Or, at least, that's the slogan being used to sell bison dogs at Wrigley Field, as reported by my oldest daughter Kathy, who was in Chicago today on a cross-country trip when she decided to stop by the game against the Rockies and see for herself what it is that inspires the remarkable devotion to team and ballpark that makes Cubs fans such a national story.
Although she never actually was tempted to buy a bison dog, she did call me in the top of the fifth to report that a vendor in the upper deck along third kept shouting “Bison dogs, they’re… BETTER THAN HOT DOGS!”, the last phrase spoken with a hint of desperation as he moved slowly through the aisles, sweating bullets from lack of sales and the heavy load he was carrying.
Speaking of someone who carries a heavy load, I’m sure Tom Ricketts will be glad to hear that Ms. Ernaga, a New Yorker born and bred, would happily vote to keep Wrigley Field operating in its pure and unadulterated form. However, he might not agree with her opinion of rooftop developments. “Were there bleachers on top of the buildings the last time we saw a game here?” she asked, thinking back to a glorious afternoon in 1989 when, down 9-0 in the seventh, the Cubs staged their biggest rally since 1930 to defeat the Astros 10-9 on their way to the playoffs and a league-best won-loss record in that first full year of lights at Wrigley.
Twenty-two years is indeed a long time, and I had to think for a moment to remember the way it was back then, with only very modest bleachers on a couple of the Sheffield buildings. “I thought so,” she said. “I’m sure I would have remembered if what I saw today was there in ’89 – that’s exactly the sort of thing you remember as a kid.” She was six years old that first time she saw Wrigley Field, and her comment reminded me of the first game I saw there, also when I was six, looking out at those same buildings, wondering whether they were part of the playing field, and hoping to see Dee Fondy hit one over the Baby Ruth sign.
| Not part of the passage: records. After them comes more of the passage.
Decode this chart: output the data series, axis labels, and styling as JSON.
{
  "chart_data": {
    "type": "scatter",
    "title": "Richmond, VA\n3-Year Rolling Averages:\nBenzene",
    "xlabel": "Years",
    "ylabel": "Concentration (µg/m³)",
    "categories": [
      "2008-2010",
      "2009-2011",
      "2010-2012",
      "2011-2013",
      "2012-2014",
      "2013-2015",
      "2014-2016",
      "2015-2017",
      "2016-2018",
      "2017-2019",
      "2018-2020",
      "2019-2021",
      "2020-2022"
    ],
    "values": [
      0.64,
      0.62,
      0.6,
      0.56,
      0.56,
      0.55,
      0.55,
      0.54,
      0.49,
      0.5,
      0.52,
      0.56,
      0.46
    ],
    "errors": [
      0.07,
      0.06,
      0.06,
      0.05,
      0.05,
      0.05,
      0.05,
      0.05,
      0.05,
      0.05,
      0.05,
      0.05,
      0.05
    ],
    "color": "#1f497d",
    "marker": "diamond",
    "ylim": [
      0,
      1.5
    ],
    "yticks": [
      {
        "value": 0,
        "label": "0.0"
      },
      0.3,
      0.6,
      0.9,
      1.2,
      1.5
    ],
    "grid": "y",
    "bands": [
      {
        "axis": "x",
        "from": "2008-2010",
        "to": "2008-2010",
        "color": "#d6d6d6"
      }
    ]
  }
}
Kathy’s take on the modern rooftops: “Cute, clever but contrived. In a way, they bastardize the ballpark experience. They’re just another reminder of all the little things going on here to make money.” Hey, what can I say? She’s her father’s daughter. "The Cubs’ team gear has to be the cutest in sports, but the 50/50 raffle – what's that all about," she said. “A raffle’s OK for charitable causes, but since when do the Cubs need to rely on charity?” I didn’t have the heart to tell her about last fall's trial balloon for $200 million in public subsidies to rehab Wrigley.
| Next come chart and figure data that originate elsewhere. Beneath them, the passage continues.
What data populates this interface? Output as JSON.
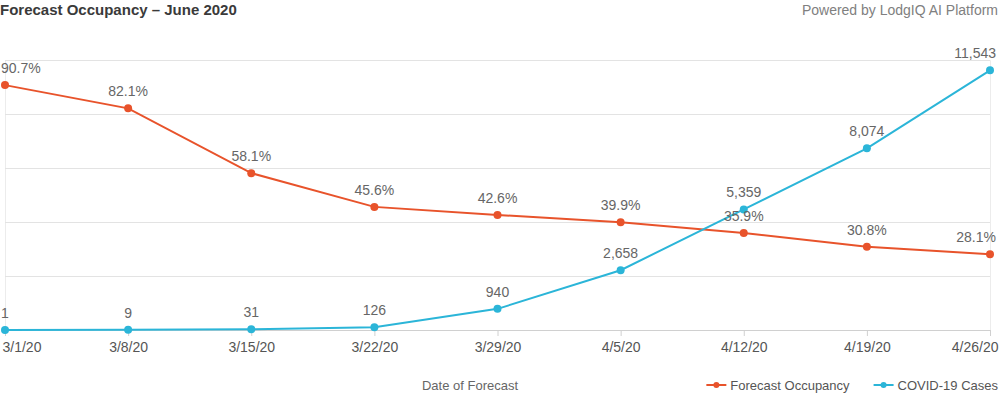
{
  "chart_data": {
    "type": "line",
    "title": "Forecast Occupancy – June 2020",
    "subtitle": "Powered by LodgIQ AI Platform",
    "xlabel": "Date of Forecast",
    "categories": [
      "3/1/20",
      "3/8/20",
      "3/15/20",
      "3/22/20",
      "3/29/20",
      "4/5/20",
      "4/12/20",
      "4/19/20",
      "4/26/20"
    ],
    "series": [
      {
        "name": "Forecast Occupancy",
        "color": "#e8532b",
        "marker": "circle",
        "line_style": "solid",
        "values": [
          90.7,
          82.1,
          58.1,
          45.6,
          42.6,
          39.9,
          35.9,
          30.8,
          28.1
        ],
        "value_labels": [
          "90.7%",
          "82.1%",
          "58.1%",
          "45.6%",
          "42.6%",
          "39.9%",
          "35.9%",
          "30.8%",
          "28.1%"
        ]
      },
      {
        "name": "COVID-19 Cases",
        "color": "#2bb5d8",
        "marker": "circle",
        "line_style": "solid",
        "axis": "y2",
        "values": [
          1,
          9,
          31,
          126,
          940,
          2658,
          5359,
          8074,
          11543
        ],
        "value_labels": [
          "1",
          "9",
          "31",
          "126",
          "940",
          "2,658",
          "5,359",
          "8,074",
          "11,543"
        ]
      }
    ],
    "ylim": [
      0,
      100
    ],
    "yticks": [
      0,
      20,
      40,
      60,
      80,
      100
    ],
    "y2lim": [
      0,
      12000
    ],
    "y2ticks": [
      0,
      2400,
      4800,
      7200,
      9600,
      12000
    ],
    "grid": true,
    "legend": "bottom-right",
    "data_labels": true,
    "tick_labels": "x"
  }
}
The best part of Wrigley may be the seasoned citizens who serve as ushers and guides, she added. “I had a bratwurst in one hand, beer in the other, with my ticket on top of the hot dog as I held it up slightly for the usher to read. His immediate response was to ask 'Are you trying to bribe me?'” Both laughed at this gentleman's comment – a remark and a reaction that probably wouldn't be made in jest at either Yankee Stadium or Citi Field.
Admittedly not a real baseball fan, Kathy says her appreciation of Wrigley Field and its’ general ambiance had little to do with what transpired on the field today, although she was happy to see her won-loss record at Wrigley move up to 2-0. “Wasn’t it Pena who had a pretty good day?” she asked. “I don’t know, I’m always sort of surprised when they can’t catch the ball, like a dancer who falls off point, but then I wonder if I’m being unreasonable… Anyway, I could see most of the fans around me really weren't focused on the game,” she continued. “That’s what made it so nice – you really don't need to see every play in order to enjoy yourself here.”
“It’s like that George Carlin routine of baseball versus football: There really is something poetic about baseball, especially in a place like Wrigley Field.”